Через несколько недель мы встретились с тобой на берегу моря.
Помнишь ли ты тот блаженный и злополучный вечер, когда мы в сумерки выехали втроем в море на лодке и она пела нам? Помнишь, как она любила воду, как могла целые часы просиживать с нами на берегу, глядя на волны, набегавшие на самые ноги ее, выше края ботинок? А как она рада была буре! Помнишь ее странную фантазию — уноситься на парусной лодке в открытое море именно в дождь и ветер, когда косые холодные струи дождя били в самое лицо… Как она принималась в такую погоду осаждать старика Стефенсена просьбами и ласками, чтобы он согласился покатать нас на своей лодке… А старик, широко осклабившись, нежно смотрел на ее пылавшее лицо и маленькие руки, придерживавшие шапочку и волосы, которые безжалостно трепал морской ветер… помнишь?

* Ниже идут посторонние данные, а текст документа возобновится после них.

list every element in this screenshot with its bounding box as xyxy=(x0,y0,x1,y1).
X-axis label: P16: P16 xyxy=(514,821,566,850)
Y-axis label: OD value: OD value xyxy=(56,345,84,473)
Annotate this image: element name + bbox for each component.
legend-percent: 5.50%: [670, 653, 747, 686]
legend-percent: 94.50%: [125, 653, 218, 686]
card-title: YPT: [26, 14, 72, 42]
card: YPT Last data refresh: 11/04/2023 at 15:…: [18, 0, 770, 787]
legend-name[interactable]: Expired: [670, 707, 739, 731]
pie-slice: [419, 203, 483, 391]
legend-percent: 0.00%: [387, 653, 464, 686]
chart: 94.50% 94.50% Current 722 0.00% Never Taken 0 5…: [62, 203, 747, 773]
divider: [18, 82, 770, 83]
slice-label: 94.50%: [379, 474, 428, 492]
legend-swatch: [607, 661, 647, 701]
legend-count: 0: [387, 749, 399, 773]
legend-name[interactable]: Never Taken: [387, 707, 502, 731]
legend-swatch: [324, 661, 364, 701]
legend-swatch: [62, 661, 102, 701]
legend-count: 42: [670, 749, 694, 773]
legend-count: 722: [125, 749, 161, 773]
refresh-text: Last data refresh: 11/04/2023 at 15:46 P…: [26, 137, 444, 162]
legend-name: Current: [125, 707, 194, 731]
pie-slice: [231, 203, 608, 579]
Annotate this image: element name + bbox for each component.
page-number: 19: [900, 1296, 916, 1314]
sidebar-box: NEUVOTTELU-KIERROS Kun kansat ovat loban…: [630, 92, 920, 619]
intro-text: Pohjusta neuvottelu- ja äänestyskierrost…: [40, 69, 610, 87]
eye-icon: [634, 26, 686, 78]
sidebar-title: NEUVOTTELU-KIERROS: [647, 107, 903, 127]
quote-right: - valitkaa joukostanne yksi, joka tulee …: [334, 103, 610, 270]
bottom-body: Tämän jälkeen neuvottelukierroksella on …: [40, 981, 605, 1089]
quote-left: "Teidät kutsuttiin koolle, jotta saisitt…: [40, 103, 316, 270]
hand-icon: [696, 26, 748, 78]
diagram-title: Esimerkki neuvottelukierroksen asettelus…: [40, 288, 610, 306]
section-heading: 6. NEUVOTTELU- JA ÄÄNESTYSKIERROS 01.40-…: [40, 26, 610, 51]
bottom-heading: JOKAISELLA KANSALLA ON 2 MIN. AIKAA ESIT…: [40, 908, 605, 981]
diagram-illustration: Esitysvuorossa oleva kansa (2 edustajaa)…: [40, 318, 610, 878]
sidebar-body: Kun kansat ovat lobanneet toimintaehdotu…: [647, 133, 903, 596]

А тот раз — помнишь? — когда ей захотелось покататься одной на отдельной лодке… Она очень устала и, подплыв к нам, отдыхала, держась за весло Стефенсена. Ты хотел было перенести ее в нашу лодку, но она только посмеялась над нашей тревогой и, оттолкнувшись снова от нашей лодки, понеслась одна назад, махнув нам белой, совершенно одеревенелой от усталости и холода рукой. О, Андреа, Андреа!
И под тяжкой властью воспоминания он закрыл лицо обеими руками.
— Да, когда вся жизнь поставлена на одну карту… — мрачно проговорил Пиркгаммер.
— Такова была моя судьба… Я играл на все свое счастье, на всю жизнь — и проиграл!
— Пойдем отсюда, Григорий… Довольно воспоминаний!.. — сказал Пиркгаммер, вытерев платком лоб, на котором сверкали крупные капли пота, — встал и взял под руку Головина.
— У тебя лихорадка? — спросил дорогой Пиркгаммер, озабоченно заглядывая в лицо друга. — Да ты, кажется, не шутя болен!
— Нет, уверяю тебя, я совершенно здоров! — ответил Головин, нетерпеливо качая головой. — Выслушай меня только до конца. Я говорил о ее страсти к морю и о ее безрассудной смелости. Теперь я подхожу к самому ужасному… Но ты, вероятно, знаешь это?